Şimdi ne yapmayı öneriyorsunuz? Okuyalım: “…eylemi YPG üyesi Salih Neccar’ın mı yoksa Abdülbaki Sömer’in mi yaptığı konusundaki şüpheleri ortadan kaldırmak için DNA testi yapacak. Bu nedenle Sömer ile Neccar’ın birinci derece yakınlarından DNA örneği alınarak…” Hangi Salih Neccar’ın ailesinden? 60 yaşındaki adamın ailesinden mi?

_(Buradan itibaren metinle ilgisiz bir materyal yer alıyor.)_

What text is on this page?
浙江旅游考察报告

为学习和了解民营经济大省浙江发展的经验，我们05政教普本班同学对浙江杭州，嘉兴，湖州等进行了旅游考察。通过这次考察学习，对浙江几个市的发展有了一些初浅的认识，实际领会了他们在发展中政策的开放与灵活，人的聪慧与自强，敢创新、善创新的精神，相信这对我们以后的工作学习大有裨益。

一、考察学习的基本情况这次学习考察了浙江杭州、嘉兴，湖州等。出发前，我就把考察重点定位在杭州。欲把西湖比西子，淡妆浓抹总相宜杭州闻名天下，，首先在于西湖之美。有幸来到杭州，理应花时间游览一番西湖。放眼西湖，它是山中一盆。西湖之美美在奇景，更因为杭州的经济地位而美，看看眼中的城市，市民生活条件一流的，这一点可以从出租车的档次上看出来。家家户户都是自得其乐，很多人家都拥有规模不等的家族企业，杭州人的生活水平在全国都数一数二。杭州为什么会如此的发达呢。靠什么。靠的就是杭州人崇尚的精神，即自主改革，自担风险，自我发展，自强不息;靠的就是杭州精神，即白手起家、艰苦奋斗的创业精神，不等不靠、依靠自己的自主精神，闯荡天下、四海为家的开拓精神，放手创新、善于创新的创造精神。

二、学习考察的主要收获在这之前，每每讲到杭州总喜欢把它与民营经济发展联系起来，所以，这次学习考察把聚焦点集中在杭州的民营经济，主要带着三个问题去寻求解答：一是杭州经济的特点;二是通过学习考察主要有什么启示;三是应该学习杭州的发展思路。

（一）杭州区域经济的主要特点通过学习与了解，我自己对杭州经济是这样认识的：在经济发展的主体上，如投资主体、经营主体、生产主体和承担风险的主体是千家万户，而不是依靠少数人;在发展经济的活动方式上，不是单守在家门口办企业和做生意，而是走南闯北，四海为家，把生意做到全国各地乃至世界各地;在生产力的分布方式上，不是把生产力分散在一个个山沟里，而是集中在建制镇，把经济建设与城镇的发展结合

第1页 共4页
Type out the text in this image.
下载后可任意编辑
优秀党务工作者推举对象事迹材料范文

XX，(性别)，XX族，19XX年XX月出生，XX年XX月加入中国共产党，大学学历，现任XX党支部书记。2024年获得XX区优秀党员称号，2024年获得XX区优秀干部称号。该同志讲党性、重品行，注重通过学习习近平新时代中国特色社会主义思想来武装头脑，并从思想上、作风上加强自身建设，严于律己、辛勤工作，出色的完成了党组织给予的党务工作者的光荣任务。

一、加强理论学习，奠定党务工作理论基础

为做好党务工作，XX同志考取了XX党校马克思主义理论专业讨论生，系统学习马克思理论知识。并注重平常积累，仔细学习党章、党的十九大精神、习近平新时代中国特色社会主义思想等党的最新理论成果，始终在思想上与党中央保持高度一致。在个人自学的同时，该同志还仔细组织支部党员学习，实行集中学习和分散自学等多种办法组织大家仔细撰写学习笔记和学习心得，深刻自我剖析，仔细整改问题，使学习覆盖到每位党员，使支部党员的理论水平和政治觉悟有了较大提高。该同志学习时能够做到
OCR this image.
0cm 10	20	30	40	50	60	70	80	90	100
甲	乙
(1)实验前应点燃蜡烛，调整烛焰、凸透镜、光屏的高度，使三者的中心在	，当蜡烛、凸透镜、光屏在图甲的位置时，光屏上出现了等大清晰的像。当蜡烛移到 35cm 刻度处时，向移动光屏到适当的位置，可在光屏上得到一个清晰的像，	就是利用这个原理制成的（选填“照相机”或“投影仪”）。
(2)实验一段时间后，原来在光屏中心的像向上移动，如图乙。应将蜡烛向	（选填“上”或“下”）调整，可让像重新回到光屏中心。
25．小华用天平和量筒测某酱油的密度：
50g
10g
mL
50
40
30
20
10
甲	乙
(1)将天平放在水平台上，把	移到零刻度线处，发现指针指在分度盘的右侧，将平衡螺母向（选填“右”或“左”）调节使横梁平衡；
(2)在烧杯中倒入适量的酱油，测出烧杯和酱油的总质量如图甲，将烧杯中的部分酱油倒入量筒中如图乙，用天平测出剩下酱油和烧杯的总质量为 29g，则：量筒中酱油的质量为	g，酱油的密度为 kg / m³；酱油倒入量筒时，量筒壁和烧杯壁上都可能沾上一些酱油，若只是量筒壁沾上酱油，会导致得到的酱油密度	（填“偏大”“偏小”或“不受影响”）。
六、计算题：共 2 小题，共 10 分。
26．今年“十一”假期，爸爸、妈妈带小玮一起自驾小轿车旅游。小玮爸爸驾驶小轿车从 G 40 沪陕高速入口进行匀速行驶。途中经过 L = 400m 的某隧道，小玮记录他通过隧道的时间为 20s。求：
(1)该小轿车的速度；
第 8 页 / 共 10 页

Biz öneriyoruz: Küba’nın, Güney Afrika’nın ve Angola’nın kriminoloji uzmanlarından bir heyet kurulsun, onlar tam yetkiyle incelesin. Neden çünkü bu ülkelerin Ortadoğu çatışmalarından dolaysız, hatta dolaylı bir çıkarı yok. Olmadı mı, size daha yakın kurumlara gidin: Avrupa İnsan Hakları Mahkemesi kriminoloji uzmanları girsin işin içine. Birleşmiş Milletler’in İnsan Hakları Komitesi girsin. Bizim güvenimiz yok, ama gerçek olmayan açıklamalar yaptığı şimdiden ortaya çıkmış bir kurumdansa bunlar baksın daha iyi.

En komiği de şu Ortada bir belirsizlik var, Salih Neccar mı, Abdülbaki Sömer mi? YPG mi, TAK mı yani? Savcılık “Sömer’in 2014 Temmuz’da Türkiye’ye bu ismi [yani Salih Neccar ismini] beyan ederek giriş yapıp yapmadığının da araştırıldığını” da belirtmiş. Madem bilmiyordunuz, ne demeye TAK’lı faili YPG’li yaptınız?

Not. Okur sorabilir: neden Cumhuriyet’ten alıyorsunuz haberi? Çünkü Yeni Şafak’ta TAK açıklaması hakkında tek bir satır yok da ondan!